” A sentinela” de Richard Zimler

Novidades Richard Zimler_19-09-2013

Ler “A sentinela” não foi, para mim, nada fácil. Não por falta de interesse da sua história nem por ser um romance de fraco nível literário. Pelo contrário, a narrativa é acutilante e fluida, evidenciando o talento do autor, um hábil artífice de palavras capaz de nos deslumbrar com a beleza da sua escrita. Foi uma leitura, espinhosa pela dureza e pela violência dos temas abordados, que me deixou a alma em carne viva. Ao percorrer este livro senti-me como se tivesse mergulhado nos mais negros e profundos recônditos da natureza humana. No entanto, a angústia deste embate acabou por ser contrabalançada pela força de alguns personagens, nomeadamente dos irmãos Monroe. O seu amor fraternal inabalável, mesmo perante circunstâncias atrozes, funciona na perfeição como contraponto à crueldade extrema e/ou à degradação moral exibida despudoradamente por outros, a começar pelo respectivo pai.

Assim, encaro “A sentinela” como um romance imbuído, também ele, de personalidade dupla; sendo um grito de denúncia sobre várias questões gravíssimas da nossa sociedade, acaba por se tornar também num testemunho da resiliência e da enorme capacidade para amar do ser humano.

Apesar de inquietante, gostei de o ler e não hesito em recomendá-lo.

Sinopse: 6 de julho de 2012. Henrique Monroe, inspetor-chefe da Polícia Judiciária, é chamado a um luxuoso palacete de Lisboa para investigar o homicídio de Pedro Coutinho, um abastado construtor civil. Depois de interrogar a filha da vítima, Monroe começa a acreditar que Coutinho foi assassinado ao tentar defender a perturbada adolescente do violento assédio sexual de algum amigo da família.

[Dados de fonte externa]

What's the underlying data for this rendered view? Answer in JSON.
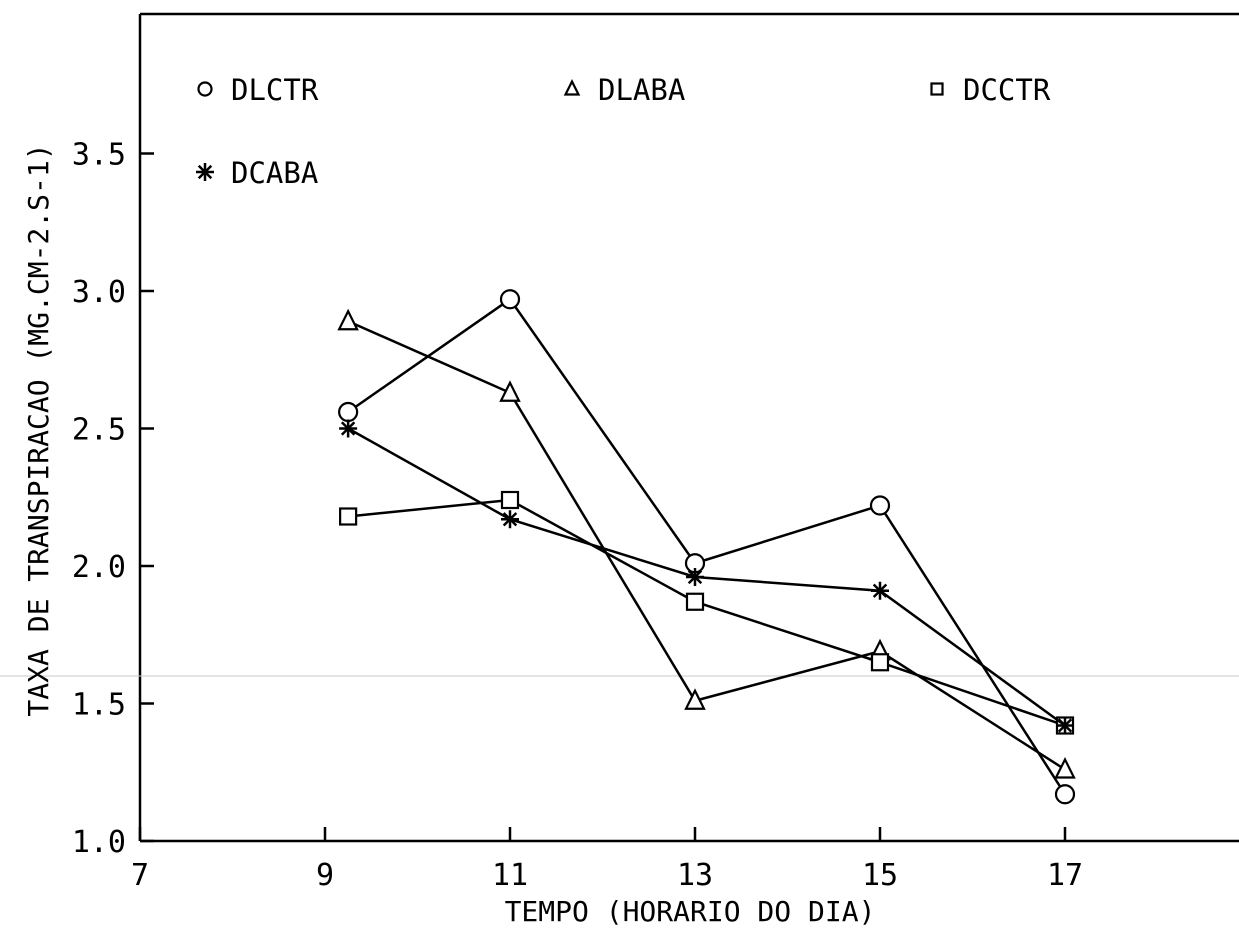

Ao mesmo tempo, uma pen que o inspetor descobre escondida na biblioteca da casa contém alguns ficheiros com indícios de que a vítima poderá também ter sido silenciada por um dos políticos implicados na rede de corrupção que o industrial montara para conseguir os seus contratos.

Tendo como pano de fundo o Portugal contemporâneo, um país traído por uma elite política corrupta, que sofre sob o peso dos seus próprios erros históricos, Richard Zimler criou um intrigante policial psicológico, com uma figura central que se debate com os seus demónios pessoais ao mesmo tempo que tenta deslindar um caso que irá abalar para sempre os muros da sua própria identidade.